Gwen Novak has spunk. She's rather unpredictable, but I did enjoy watching her. There's something unexpected about her, too--that comes out later in the book.

There are a lot of other characters; I kept getting their names mixed up. But they're all right for secondary characters.

  • Setting/Elements:
Setting was fascinating; they're traveling from place to place, including the Moon, but they never go to Earth. I wish there had been more clarification (is this a satellite, ship, or what at the beginning?) as to what they're on and where they're going--Luna, I'm assuming, is the Moon, although I don't believe it's actually called the Moon (which, with some though, would make sense--if space travel up to that level, there would many more moons available than just the Moon.)

Other: Sex, some language, violence, implied references.

And yes, I've read Stranger In a Strange Land, in case you're wondering. After I read this book. Personally, I like this one better.

Do I recommend this book? Hrrrmm. I wouldn't recommend terrifically highly, but it's not a bad book. I have only read one other book by Heinlein, so I can't grade in terms of his other work. I say, take it out if you see it in the library and need some science fiction. (Apparently, though, according to people who reviewed it on Amazon, this is a bad idea. *shrugs* A few things weren't completely explained . . . but it was coherent.)

-----The Golden Eagle
Enhanced by Zemanta


Len said...

Thanks for this, Golden Eagle! I like the way you write book reviews. This was really clearly outlined, with all of the information one might ask. And I like your honesty. I used to pick up books at random by popular authors but now stopped as the shelves are now full! :( I'm currently reading Percy Jackson Book 3...and began Deathly Hallows (Harry Potter). If I change my mind after a chapter or two, I might read something else :)

Danette said...

Your reviews are disconcerting and too conversational. I know blogging is casual but a review is a bit more serious generally and I think it is worth being a bit more opinionated. If I don't like a book, it gets a definite NO and why. If I like it then I say that I do and why. (I don't review on my blog- I reviewed for a school website). Making strong statements about why you liked it or why you didn't like it help readers know what is good or bad about the book. Being too vague "this was weird" or "the ending was nuts" is simply unclear to the prospective reader. Readers will of course disagree but the point of reviewing is to be opinionated so go out on a limb and have a strong opinion!

The Golden Eagle said...

Len: Thanks!

Danette: Yes, I agree with having an opinion, but I find that if I say exactly what I did and did not like about a book I can end up spoiling it for other readers. At least, that's what I've found myself with other reviews.
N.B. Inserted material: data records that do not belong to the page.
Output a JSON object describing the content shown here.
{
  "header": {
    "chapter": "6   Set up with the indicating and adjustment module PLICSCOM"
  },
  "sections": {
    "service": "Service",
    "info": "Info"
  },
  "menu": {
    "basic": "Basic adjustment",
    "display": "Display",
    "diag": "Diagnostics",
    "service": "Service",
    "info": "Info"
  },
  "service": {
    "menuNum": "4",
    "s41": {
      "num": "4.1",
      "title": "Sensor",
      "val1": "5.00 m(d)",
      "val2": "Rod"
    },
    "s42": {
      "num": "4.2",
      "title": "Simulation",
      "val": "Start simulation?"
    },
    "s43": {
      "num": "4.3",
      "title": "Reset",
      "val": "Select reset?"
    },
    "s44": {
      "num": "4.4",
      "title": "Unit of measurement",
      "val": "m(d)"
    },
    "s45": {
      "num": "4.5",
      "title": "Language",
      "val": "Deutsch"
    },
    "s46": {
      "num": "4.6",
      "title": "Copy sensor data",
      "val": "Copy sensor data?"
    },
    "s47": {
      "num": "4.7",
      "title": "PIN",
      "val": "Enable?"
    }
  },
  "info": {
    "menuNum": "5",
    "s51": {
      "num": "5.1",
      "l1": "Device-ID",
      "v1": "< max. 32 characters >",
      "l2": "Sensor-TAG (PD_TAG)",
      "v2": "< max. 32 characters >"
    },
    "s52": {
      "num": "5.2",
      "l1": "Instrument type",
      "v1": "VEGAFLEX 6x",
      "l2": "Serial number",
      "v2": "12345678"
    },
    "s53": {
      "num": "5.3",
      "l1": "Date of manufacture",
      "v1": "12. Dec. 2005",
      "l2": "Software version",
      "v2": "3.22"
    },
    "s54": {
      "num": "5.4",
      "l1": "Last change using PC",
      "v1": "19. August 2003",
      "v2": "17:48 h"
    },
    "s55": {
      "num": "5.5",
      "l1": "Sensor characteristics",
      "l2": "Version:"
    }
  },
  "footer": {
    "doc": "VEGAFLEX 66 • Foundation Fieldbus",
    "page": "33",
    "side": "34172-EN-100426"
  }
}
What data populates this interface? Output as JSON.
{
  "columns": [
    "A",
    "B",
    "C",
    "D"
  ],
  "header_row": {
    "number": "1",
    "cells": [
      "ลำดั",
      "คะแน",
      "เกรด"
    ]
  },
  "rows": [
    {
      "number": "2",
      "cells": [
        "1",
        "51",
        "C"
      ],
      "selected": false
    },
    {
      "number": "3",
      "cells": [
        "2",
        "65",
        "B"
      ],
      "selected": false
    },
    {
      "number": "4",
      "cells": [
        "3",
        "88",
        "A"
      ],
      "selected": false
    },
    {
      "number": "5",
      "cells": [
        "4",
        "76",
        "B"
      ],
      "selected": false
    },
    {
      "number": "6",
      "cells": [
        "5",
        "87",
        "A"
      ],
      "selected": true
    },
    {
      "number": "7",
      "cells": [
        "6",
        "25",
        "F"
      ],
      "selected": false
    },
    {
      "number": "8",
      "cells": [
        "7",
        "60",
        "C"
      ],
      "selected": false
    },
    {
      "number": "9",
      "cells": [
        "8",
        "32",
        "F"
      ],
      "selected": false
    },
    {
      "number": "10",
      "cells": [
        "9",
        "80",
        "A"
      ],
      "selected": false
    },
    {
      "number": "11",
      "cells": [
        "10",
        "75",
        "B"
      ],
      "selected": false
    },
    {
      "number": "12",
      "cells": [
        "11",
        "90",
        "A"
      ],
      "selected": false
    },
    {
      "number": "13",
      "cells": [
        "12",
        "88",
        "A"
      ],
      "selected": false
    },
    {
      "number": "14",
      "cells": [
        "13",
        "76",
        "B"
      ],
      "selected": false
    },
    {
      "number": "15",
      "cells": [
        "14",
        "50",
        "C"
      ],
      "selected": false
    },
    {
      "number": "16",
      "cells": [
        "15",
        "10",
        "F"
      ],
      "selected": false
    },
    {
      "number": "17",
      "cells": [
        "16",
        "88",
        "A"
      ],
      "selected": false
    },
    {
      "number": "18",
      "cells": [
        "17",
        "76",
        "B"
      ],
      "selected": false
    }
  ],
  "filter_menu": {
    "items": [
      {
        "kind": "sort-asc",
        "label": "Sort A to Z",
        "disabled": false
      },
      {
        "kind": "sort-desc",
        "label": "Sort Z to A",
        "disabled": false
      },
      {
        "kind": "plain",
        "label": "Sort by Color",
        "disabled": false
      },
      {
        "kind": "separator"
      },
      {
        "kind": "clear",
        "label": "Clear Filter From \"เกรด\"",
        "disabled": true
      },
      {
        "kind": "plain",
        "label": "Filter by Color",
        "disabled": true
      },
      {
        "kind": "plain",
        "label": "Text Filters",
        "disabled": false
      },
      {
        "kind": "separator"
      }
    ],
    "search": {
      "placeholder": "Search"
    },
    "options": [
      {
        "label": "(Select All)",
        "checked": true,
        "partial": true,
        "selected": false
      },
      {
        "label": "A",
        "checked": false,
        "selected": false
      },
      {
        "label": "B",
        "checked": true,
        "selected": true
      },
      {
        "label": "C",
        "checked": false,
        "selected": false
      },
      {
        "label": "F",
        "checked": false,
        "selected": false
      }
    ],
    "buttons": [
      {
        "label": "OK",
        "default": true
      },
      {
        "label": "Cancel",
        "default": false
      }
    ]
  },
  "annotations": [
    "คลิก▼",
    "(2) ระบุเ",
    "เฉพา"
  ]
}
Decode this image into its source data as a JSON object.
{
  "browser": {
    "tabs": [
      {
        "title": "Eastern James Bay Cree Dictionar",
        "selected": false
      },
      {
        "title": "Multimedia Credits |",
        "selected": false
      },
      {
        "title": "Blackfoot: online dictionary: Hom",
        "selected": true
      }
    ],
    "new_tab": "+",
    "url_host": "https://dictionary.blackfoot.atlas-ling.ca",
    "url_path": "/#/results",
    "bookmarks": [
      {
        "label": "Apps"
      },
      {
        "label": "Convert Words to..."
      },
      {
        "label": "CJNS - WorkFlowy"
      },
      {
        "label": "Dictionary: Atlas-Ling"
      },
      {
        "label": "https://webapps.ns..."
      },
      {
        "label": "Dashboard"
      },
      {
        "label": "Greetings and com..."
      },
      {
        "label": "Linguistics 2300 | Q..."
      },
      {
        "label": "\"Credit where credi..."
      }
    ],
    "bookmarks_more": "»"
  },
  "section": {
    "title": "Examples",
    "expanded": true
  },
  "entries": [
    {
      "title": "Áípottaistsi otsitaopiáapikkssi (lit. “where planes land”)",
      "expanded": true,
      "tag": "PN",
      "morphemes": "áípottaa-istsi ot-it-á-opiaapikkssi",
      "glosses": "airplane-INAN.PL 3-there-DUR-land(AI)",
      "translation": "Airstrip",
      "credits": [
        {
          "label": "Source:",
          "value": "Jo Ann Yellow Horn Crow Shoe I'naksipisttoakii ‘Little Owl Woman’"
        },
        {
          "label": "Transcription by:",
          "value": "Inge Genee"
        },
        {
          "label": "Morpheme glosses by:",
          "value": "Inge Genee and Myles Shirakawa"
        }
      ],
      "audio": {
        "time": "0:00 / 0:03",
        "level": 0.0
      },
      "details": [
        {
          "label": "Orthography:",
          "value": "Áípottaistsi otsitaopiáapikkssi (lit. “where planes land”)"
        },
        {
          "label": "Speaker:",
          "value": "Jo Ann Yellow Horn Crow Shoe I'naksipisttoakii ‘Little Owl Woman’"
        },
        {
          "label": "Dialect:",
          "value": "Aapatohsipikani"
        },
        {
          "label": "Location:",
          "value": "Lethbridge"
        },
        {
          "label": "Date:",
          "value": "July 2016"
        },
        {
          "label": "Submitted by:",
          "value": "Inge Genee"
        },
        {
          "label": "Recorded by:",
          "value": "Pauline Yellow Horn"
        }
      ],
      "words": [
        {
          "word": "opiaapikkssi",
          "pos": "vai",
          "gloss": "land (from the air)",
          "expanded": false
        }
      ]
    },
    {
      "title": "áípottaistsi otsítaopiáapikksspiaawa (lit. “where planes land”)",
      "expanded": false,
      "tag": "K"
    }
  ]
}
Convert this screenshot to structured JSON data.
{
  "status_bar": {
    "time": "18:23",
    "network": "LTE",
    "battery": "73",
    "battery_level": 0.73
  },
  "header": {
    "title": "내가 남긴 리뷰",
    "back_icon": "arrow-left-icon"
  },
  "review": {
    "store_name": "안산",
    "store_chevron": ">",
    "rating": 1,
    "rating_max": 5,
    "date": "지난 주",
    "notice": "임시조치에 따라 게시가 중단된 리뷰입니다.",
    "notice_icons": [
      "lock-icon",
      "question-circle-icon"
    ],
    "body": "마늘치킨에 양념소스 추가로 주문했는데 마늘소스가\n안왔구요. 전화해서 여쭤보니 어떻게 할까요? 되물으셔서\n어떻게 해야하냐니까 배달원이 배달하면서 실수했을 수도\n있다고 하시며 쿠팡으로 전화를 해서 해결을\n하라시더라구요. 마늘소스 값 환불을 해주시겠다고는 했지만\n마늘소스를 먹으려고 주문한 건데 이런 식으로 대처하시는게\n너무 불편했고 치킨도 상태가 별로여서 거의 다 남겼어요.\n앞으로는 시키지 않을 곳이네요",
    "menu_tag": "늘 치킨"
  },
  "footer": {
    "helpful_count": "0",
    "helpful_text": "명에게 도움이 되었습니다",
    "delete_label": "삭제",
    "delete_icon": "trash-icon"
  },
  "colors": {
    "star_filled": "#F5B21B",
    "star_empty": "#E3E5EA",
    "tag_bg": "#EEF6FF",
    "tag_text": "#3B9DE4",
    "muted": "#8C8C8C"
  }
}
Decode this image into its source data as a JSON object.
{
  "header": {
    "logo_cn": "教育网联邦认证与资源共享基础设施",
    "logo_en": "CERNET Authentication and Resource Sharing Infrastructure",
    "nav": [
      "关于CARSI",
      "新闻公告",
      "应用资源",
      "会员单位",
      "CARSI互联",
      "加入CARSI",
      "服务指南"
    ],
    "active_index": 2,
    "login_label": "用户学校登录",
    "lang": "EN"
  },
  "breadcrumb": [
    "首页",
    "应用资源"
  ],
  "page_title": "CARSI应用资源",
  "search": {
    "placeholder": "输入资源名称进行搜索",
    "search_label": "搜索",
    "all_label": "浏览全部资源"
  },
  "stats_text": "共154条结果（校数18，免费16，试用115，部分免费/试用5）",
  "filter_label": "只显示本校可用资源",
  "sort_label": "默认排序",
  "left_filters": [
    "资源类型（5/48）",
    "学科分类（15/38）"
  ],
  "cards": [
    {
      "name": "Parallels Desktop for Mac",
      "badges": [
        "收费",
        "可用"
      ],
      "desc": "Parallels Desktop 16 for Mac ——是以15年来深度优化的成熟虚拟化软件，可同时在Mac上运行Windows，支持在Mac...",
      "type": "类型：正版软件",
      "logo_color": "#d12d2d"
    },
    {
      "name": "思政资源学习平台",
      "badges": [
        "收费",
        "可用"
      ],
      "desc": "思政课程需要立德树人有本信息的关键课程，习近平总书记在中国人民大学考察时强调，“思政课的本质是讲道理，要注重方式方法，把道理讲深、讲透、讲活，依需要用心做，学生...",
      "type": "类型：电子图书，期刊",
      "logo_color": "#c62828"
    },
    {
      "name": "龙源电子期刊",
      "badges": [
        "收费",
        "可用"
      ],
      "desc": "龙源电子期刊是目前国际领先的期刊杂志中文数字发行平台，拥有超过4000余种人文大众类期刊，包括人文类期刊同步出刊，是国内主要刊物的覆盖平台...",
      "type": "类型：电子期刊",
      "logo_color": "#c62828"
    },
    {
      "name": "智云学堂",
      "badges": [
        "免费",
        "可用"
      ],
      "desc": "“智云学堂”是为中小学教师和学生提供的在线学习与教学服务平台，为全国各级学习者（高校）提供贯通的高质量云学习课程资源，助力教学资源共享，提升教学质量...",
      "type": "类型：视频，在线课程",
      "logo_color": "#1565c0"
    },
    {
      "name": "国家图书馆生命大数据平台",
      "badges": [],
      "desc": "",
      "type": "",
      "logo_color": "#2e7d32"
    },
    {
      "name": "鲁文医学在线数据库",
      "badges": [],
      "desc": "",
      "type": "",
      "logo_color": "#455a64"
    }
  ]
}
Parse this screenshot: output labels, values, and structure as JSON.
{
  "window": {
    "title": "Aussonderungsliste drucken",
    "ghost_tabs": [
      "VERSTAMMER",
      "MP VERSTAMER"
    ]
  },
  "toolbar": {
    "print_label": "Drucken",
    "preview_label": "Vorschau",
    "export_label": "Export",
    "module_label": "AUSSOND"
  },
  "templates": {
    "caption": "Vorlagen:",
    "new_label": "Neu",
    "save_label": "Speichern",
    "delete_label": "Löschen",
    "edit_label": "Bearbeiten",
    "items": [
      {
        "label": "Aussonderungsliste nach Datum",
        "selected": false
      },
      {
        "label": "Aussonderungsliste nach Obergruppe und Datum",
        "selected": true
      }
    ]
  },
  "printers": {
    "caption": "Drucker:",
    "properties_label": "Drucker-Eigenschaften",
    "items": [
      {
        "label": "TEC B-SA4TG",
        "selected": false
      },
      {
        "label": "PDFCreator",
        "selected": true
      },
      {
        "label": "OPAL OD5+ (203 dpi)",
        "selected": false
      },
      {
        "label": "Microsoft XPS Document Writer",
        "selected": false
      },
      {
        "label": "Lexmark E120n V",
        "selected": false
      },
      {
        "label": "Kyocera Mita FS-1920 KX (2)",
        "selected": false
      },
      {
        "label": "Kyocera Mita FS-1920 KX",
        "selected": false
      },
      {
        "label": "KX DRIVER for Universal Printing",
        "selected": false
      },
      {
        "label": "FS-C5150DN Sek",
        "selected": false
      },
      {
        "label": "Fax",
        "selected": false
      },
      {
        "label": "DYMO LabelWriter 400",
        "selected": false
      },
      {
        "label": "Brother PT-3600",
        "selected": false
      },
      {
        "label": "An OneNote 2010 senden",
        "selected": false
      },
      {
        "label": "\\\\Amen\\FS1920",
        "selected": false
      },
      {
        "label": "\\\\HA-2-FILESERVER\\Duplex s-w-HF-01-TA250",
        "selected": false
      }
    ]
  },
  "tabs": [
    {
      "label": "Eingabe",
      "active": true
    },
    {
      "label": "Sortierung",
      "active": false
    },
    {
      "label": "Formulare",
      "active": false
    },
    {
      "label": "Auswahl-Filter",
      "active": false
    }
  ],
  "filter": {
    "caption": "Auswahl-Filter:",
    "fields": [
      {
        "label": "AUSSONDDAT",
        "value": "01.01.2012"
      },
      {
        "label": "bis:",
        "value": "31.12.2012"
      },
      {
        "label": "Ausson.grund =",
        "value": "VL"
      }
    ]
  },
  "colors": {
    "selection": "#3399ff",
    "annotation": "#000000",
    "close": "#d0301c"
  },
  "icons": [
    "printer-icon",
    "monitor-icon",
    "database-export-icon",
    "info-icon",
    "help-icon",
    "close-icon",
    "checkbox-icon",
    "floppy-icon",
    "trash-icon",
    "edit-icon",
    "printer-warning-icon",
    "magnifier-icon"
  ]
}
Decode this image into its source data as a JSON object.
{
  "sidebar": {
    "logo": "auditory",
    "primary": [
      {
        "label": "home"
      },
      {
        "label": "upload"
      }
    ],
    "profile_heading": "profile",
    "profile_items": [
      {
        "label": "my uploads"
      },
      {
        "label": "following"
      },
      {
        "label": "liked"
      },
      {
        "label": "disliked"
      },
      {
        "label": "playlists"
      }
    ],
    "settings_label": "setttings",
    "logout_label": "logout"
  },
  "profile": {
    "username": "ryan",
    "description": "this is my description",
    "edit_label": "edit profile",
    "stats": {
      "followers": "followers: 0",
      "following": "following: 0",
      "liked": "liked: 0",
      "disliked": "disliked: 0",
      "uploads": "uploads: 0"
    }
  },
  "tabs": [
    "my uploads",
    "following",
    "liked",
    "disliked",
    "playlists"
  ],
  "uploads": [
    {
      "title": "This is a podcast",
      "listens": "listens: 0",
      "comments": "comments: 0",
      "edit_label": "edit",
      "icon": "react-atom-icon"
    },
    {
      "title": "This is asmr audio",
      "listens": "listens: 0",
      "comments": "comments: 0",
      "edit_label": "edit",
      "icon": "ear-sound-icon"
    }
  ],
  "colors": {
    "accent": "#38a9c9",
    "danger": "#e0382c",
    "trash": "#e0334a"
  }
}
If someone explicitly says "I did not like this book be cause of ____" sometimes I find that it will reveal something that I really did not want to know and would have preferred to discover on my own.

But I will definitely take into consideration what you said--it's true that readers should know why I disagree with something.

Anonymous said...

I haven't read Heinlein, but I have one of his books. I can't remember the title, but it also has a strange cover.

Not Hannah said...

You ought to consider (if you liked this one enough to try for more Heinlein) To Sail Beyond the Sunset, which includes some of the characters here, but also has some very, very strange sex. There are four books in this sequence, actually.

To be honest, I either LOVE or LOATHE Heinlein. My favorite of his is Job: A Comedy of Justice, because it's an examination of religion that is funny and twisted and respectful at the same time.

The Golden Eagle said...

Medeia: Really? His books are kind of strange, and I wonder if they were trying to reflect that.

Not Hannah: I read that it was a series . . . somewhere. I'll check out both of your suggestions!

Jen Daiker said...

I enjoyed your review, it allowed me to really think about if I would add this to my TBR list or not. I'm afraid it really doesn't sound like something I'd read, and I couldn't agree more on the cover, giving it a 1 was nice. It is very unappealing!

Happy Weekend!

The Golden Eagle said...

I don't really like giving things zeroes . . . but maybe a 0.5 might have been better? :P LOL.